Up to two visitors at a time can create visual art with their own voices and movements, including exclamations, sounds, giggles, and songs. In addition to the interactive installation, visitors can watch performance footage of Blonk and La Barbara, whose shouts, speech and songs are transformed into compelling and expressive graphics that paint a visual picture of the human voice. The performance is divided into 12 audiovisual vignettes, which create a narrative progression from pure sound, to speech, to song.
Messa di Voce exemplifies the Art Museums dedication to exhibiting ground-breaking works of new media art, said Ed Murphy, president of the Art Museums Board of Trustees. The sophisticated technology used in the piece to create an artwork that is unique for each performance is truly amazing. I hope that the public will take advantage of the opportunity to explore the phenomenal visual component of their voice.
Lieberman and Levin work at the cutting edge of digital art. For Messa di Voce, Lieberman and Levin created interactive visualization software that transforms participants voices into visual form using real-time computer processing. These images can then be manipulated by participants using their body movements and gestures, creating an immersive environment of sound and motion. The piece works on multiple levels so that it is both child friendly and capable of very sophisticated effects and includes multiple modules that the user can choose to change the appearance and nature of the interaction.

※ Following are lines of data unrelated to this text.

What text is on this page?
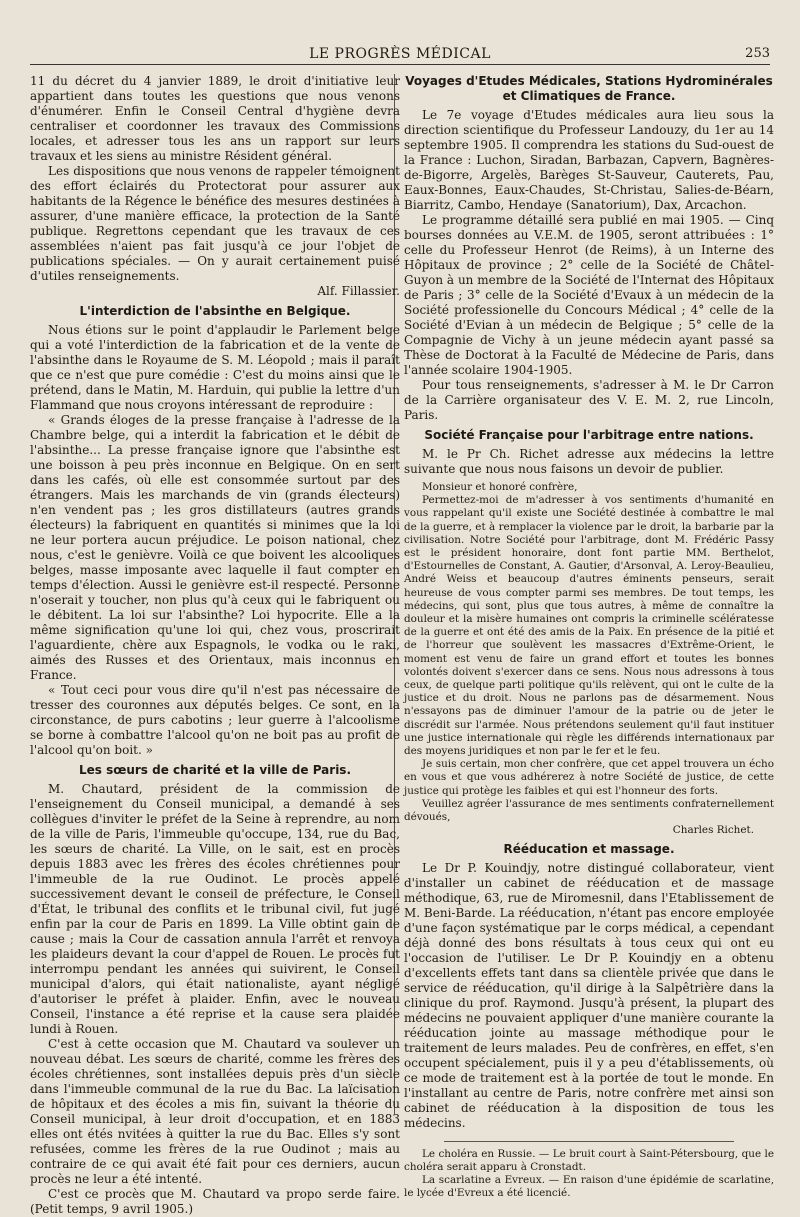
LE PROGRÈS MÉDICAL	253

11 du décret du 4 janvier 1889, le droit d'initiative leur appartient dans toutes les questions que nous venons d'énumérer. Enfin le Conseil Central d'hygiène devra centraliser et coordonner les travaux des Commissions locales, et adresser tous les ans un rapport sur leurs travaux et les siens au ministre Résident général.

Les dispositions que nous venons de rappeler témoignent des effort éclairés du Protectorat pour assurer aux habitants de la Régence le bénéfice des mesures destinées à assurer, d'une manière efficace, la protection de la Santé publique. Regrettons cependant que les travaux de ces assemblées n'aient pas fait jusqu'à ce jour l'objet de publications spéciales. — On y aurait certainement puisé d'utiles renseignements.

Alf. Fillassier.

L'interdiction de l'absinthe en Belgique.

Nous étions sur le point d'applaudir le Parlement belge qui a voté l'interdiction de la fabrication et de la vente de l'absinthe dans le Royaume de S. M. Léopold ; mais il paraît que ce n'est que pure comédie : C'est du moins ainsi que le prétend, dans le Matin, M. Harduin, qui publie la lettre d'un Flammand que nous croyons intéressant de reproduire :

« Grands éloges de la presse française à l'adresse de la Chambre belge, qui a interdit la fabrication et le débit de l'absinthe... La presse française ignore que l'absinthe est une boisson à peu près inconnue en Belgique. On en sert dans les cafés, où elle est consommée surtout par des étrangers. Mais les marchands de vin (grands électeurs) n'en vendent pas ; les gros distillateurs (autres grands électeurs) la fabriquent en quantités si minimes que la loi ne leur portera aucun préjudice. Le poison national, chez nous, c'est le genièvre. Voilà ce que boivent les alcooliques belges, masse imposante avec laquelle il faut compter en temps d'élection. Aussi le genièvre est-il respecté. Personne n'oserait y toucher, non plus qu'à ceux qui le fabriquent ou le débitent. La loi sur l'absinthe? Loi hypocrite. Elle a la même signification qu'une loi qui, chez vous, proscrirait l'aguardiente, chère aux Espagnols, le vodka ou le raki, aimés des Russes et des Orientaux, mais inconnus en France.

« Tout ceci pour vous dire qu'il n'est pas nécessaire de tresser des couronnes aux députés belges. Ce sont, en la circonstance, de purs cabotins ; leur guerre à l'alcoolisme se borne à combattre l'alcool qu'on ne boit pas au profit de l'alcool qu'on boit. »

Les sœurs de charité et la ville de Paris.

M. Chautard, président de la commission de l'enseignement du Conseil municipal, a demandé à ses collègues d'inviter le préfet de la Seine à reprendre, au nom de la ville de Paris, l'immeuble qu'occupe, 134, rue du Bac, les sœurs de charité. La Ville, on le sait, est en procès depuis 1883 avec les frères des écoles chrétiennes pour l'immeuble de la rue Oudinot. Le procès appelé successivement devant le conseil de préfecture, le Conseil d'État, le tribunal des conflits et le tribunal civil, fut jugé enfin par la cour de Paris en 1899. La Ville obtint gain de cause ; mais la Cour de cassation annula l'arrêt et renvoya les plaideurs devant la cour d'appel de Rouen. Le procès fut interrompu pendant les années qui suivirent, le Conseil municipal d'alors, qui était nationaliste, ayant négligé d'autoriser le préfet à plaider. Enfin, avec le nouveau Conseil, l'instance a été reprise et la cause sera plaidée lundi à Rouen.

C'est à cette occasion que M. Chautard va soulever un nouveau débat. Les sœurs de charité, comme les frères des écoles chrétiennes, sont installées depuis près d'un siècle dans l'immeuble communal de la rue du Bac. La laïcisation de hôpitaux et des écoles a mis fin, suivant la théorie du Conseil municipal, à leur droit d'occupation, et en 1883 elles ont étés nvitées à quitter la rue du Bac. Elles s'y sont refusées, comme les frères de la rue Oudinot ; mais au contraire de ce qui avait été fait pour ces derniers, aucun procès ne leur a été intenté.

C'est ce procès que M. Chautard va propo serde faire. (Petit temps, 9 avril 1905.)

Voyages d'Etudes Médicales, Stations Hydrominérales et Climatiques de France.

Le 7e voyage d'Etudes médicales aura lieu sous la direction scientifique du Professeur Landouzy, du 1er au 14 septembre 1905. Il comprendra les stations du Sud-ouest de la France : Luchon, Siradan, Barbazan, Capvern, Bagnères-de-Bigorre, Argelès, Barèges St-Sauveur, Cauterets, Pau, Eaux-Bonnes, Eaux-Chaudes, St-Christau, Salies-de-Béarn, Biarritz, Cambo, Hendaye (Sanatorium), Dax, Arcachon.

Le programme détaillé sera publié en mai 1905. — Cinq bourses données au V.E.M. de 1905, seront attribuées : 1° celle du Professeur Henrot (de Reims), à un Interne des Hôpitaux de province ; 2° celle de la Société de Châtel-Guyon à un membre de la Société de l'Internat des Hôpitaux de Paris ; 3° celle de la Société d'Evaux à un médecin de la Société professionelle du Concours Médical ; 4° celle de la Société d'Evian à un médecin de Belgique ; 5° celle de la Compagnie de Vichy à un jeune médecin ayant passé sa Thèse de Doctorat à la Faculté de Médecine de Paris, dans l'année scolaire 1904-1905.

Pour tous renseignements, s'adresser à M. le Dr Carron de la Carrière organisateur des V. E. M. 2, rue Lincoln, Paris.

Société Française pour l'arbitrage entre nations.

M. le Pr Ch. Richet adresse aux médecins la lettre suivante que nous nous faisons un devoir de publier.

Monsieur et honoré confrère,

Permettez-moi de m'adresser à vos sentiments d'humanité en vous rappelant qu'il existe une Société destinée à combattre le mal de la guerre, et à remplacer la violence par le droit, la barbarie par la civilisation. Notre Société pour l'arbitrage, dont M. Frédéric Passy est le président honoraire, dont font partie MM. Berthelot, d'Estournelles de Constant, A. Gautier, d'Arsonval, A. Leroy-Beaulieu, André Weiss et beaucoup d'autres éminents penseurs, serait heureuse de vous compter parmi ses membres. De tout temps, les médecins, qui sont, plus que tous autres, à même de connaître la douleur et la misère humaines ont compris la criminelle scélératesse de la guerre et ont été des amis de la Paix. En présence de la pitié et de l'horreur que soulèvent les massacres d'Extrême-Orient, le moment est venu de faire un grand effort et toutes les bonnes volontés doivent s'exercer dans ce sens. Nous nous adressons à tous ceux, de quelque parti politique qu'ils relèvent, qui ont le culte de la justice et du droit. Nous ne parlons pas de désarmement. Nous n'essayons pas de diminuer l'amour de la patrie ou de jeter le discrédit sur l'armée. Nous prétendons seulement qu'il faut instituer une justice internationale qui règle les différends internationaux par des moyens juridiques et non par le fer et le feu.

Je suis certain, mon cher confrère, que cet appel trouvera un écho en vous et que vous adhérerez à notre Société de justice, de cette justice qui protège les faibles et qui est l'honneur des forts.

Veuillez agréer l'assurance de mes sentiments confraternellement dévoués,

Charles Richet.

Rééducation et massage.

Le Dr P. Kouindjy, notre distingué collaborateur, vient d'installer un cabinet de rééducation et de massage méthodique, 63, rue de Miromesnil, dans l'Etablissement de M. Beni-Barde. La rééducation, n'étant pas encore employée d'une façon systématique par le corps médical, a cependant déjà donné des bons résultats à tous ceux qui ont eu l'occasion de l'utiliser. Le Dr P. Kouindjy en a obtenu d'excellents effets tant dans sa clientèle privée que dans le service de rééducation, qu'il dirige à la Salpêtrière dans la clinique du prof. Raymond. Jusqu'à présent, la plupart des médecins ne pouvaient appliquer d'une manière courante la rééducation jointe au massage méthodique pour le traitement de leurs malades. Peu de confrères, en effet, s'en occupent spécialement, puis il y a peu d'établissements, où ce mode de traitement est à la portée de tout le monde. En l'installant au centre de Paris, notre confrère met ainsi son cabinet de rééducation à la disposition de tous les médecins.

Le choléra en Russie. — Le bruit court à Saint-Pétersbourg, que le choléra serait apparu à Cronstadt.

La scarlatine a Evreux. — En raison d'une épidémie de scarlatine, le lycée d'Evreux a été licencié.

As a piece that is playful and inventive and at the same time artistically and technically sophisticated, Messa di Voce is the ideal work to further the Art Museums program of new media installations, said Susannah Koerber, the Art Museums chief curator.
Levin has been producing internationally acclaimed works since 2000 and has been described as one of the Top 100 Innovators Under 35 by Technology Review and one of the most brilliant figures in contemporary audiovisual art by the Spanish newspaper El Pais. He currently serves as Assistant Professor of Electronic Time-Based Art at Carnegie Mellon University in Pittsburgh.
Messa di Voce also is currently installed at the Ars Electronica Center (AEC) in Linz, Austria and the Center for Media and Art (ZKM) in Karlsruhe, Germany, the two foremost museums for new media art.
Messa di Voce and Levins lecture are sponsored by the Richard Gwathmey and Caroline T. Gwathmey Memorial Trust, the City of Roanoke, the Virginia Commission for the Arts, and the National Endowment for the Arts.